Il calcio attuale, il calcio moderno, non può basarsi sull’improvvisazione. Noi all’interno della società abbiamo un gruppo di dirigenti, di collaboratori, che garantiscono proprio che la società si all’avanguardia. Poi, per poter godere di uno spettacolo di alto livello in campo, tutte le componenti devono essere di alto livello. Purtroppo quando viene fatto riferimento al fatto che i giocatori sono trattati coi guanti, ai tempi dovevano lavare le maglie da soli…è un calcio anacronistico, per cui dobbiamo pensare che all’interno della grande organizzazione la società può raggiungere grandi risultati. Quello che il tifoso deve percepire è il risultato in campo. Dietro ci deve essere una grande organizzazione. Per raggiungere grandi risultati non si può prescindere da questa organizzazione. Non se ne può fare una colpa se la società dedica grandi risorse e energie affinché tutto il contorno sia di alto livello. Anzi, questo è il presupposto per raggiungere determinati risultati. Il fatto che l’Udinese rimanga una società all’avanguardia in questo senso è alla base per poi poter raccogliere i futuri successi.
Torniamo all’attualità. A Napoli la squadra ha mostrato dei segnali di ripresa importanti. Con il Crotone è la partita delle partite in questo momento. Cosa si aspetta dalla squadra? Visto che Lei ha anche parlato con i calciatori, li ha visti un po’ rinfrancati non dal risultato, ovviamente, perché perdere fa sempre male, ma dalla prestazione di Napoli.

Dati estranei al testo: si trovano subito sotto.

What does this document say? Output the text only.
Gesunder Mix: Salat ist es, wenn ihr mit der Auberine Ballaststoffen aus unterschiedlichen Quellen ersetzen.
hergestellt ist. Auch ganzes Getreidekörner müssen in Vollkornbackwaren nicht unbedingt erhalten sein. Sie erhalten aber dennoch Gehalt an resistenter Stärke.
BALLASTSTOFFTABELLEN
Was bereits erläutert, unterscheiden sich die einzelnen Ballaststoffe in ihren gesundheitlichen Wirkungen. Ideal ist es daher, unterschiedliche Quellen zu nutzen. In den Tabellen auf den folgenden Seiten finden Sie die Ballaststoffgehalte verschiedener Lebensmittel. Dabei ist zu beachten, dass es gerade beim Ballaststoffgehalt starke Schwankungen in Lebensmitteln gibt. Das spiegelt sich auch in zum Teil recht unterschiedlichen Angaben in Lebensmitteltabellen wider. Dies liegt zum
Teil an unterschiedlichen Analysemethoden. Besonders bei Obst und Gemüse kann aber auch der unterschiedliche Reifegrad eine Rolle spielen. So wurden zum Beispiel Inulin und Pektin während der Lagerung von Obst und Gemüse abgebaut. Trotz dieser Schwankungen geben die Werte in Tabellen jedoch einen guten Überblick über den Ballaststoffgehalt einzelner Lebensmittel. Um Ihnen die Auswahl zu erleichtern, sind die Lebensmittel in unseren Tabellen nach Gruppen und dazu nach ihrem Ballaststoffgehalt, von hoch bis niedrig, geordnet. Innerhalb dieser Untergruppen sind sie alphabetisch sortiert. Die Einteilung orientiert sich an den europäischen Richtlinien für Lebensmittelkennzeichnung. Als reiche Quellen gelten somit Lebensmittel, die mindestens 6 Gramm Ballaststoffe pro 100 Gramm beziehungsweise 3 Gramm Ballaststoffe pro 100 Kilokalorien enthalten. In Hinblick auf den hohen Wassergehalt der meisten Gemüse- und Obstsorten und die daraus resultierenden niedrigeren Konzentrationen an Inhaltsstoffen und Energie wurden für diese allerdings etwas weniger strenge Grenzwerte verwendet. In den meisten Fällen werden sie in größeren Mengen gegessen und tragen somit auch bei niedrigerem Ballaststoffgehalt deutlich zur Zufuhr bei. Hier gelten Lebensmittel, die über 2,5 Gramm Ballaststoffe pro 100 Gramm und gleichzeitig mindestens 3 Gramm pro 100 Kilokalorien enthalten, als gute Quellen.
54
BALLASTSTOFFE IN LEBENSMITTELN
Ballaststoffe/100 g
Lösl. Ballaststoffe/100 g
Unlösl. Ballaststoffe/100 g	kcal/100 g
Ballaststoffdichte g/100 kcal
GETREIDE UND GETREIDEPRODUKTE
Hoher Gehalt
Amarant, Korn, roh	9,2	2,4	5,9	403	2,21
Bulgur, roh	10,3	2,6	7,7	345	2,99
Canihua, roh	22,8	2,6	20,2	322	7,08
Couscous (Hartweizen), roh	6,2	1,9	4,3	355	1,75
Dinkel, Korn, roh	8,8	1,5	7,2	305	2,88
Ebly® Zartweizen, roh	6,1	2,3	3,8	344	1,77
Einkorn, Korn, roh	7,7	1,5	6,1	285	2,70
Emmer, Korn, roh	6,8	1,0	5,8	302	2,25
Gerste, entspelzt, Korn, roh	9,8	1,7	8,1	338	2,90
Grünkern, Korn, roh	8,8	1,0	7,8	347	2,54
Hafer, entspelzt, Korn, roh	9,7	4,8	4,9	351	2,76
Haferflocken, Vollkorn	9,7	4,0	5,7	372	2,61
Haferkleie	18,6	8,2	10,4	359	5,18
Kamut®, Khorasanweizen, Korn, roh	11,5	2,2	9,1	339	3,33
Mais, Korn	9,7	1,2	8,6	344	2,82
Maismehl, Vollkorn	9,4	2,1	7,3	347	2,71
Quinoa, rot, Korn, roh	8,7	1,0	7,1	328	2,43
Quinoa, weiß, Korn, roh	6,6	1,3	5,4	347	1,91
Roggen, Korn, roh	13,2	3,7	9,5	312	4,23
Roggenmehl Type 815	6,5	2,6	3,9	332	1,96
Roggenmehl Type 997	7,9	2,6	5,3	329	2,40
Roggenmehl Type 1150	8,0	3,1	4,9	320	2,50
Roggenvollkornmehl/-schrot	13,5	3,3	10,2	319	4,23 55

La situazione in questo momento, nella sua complessità è estremamente semplice. Quello che abbiamo davanti è un numero di partite nelle quali, una alla volta, ci viene posto un test. I giocatori ora devono ricevere tutto il nostro supporto affinché possano superare questa prova. La prova con il Crotone è fondamentale. Per cui, mettendo da parte tutte le vicissitudini dell’ultimo tempo dobbiamo cogliere gli elementi positivi. La squadra Napoli ha avuto un buon comportamento, un atteggiamento propositivo, evidentemente saper correggere tutti quegli aspetti negativi che non ci hanno permesso di avere il risultato. L’allenatore, i giocatori, siamo tutti determinati. Adesso le parole stanno a zero. Bisogna entrare in campo e dare tutto per poi raccogliere il risultato. Bisogna assumersi assumersi le responsabilità perché questo è un momento da raccogliere il risultato in campo. Adesso bisogna solo essere focalizzati alla prossima partita che è quella del Crotone che diventa fondamentale.
Oddo rischia?
Rischiamo tutti. Nel senso che in questo momento l’assunzione di responsabilità da parte di tutti quanti, siamo tutti sulla stessa barca: Oddo, i giocatori, noi. Per cui parlare del rischio di Oddo in questo momento è quasi paradossale. Siamo qua per raccogliere un risultato e la prossima partita deve portare questo risultato.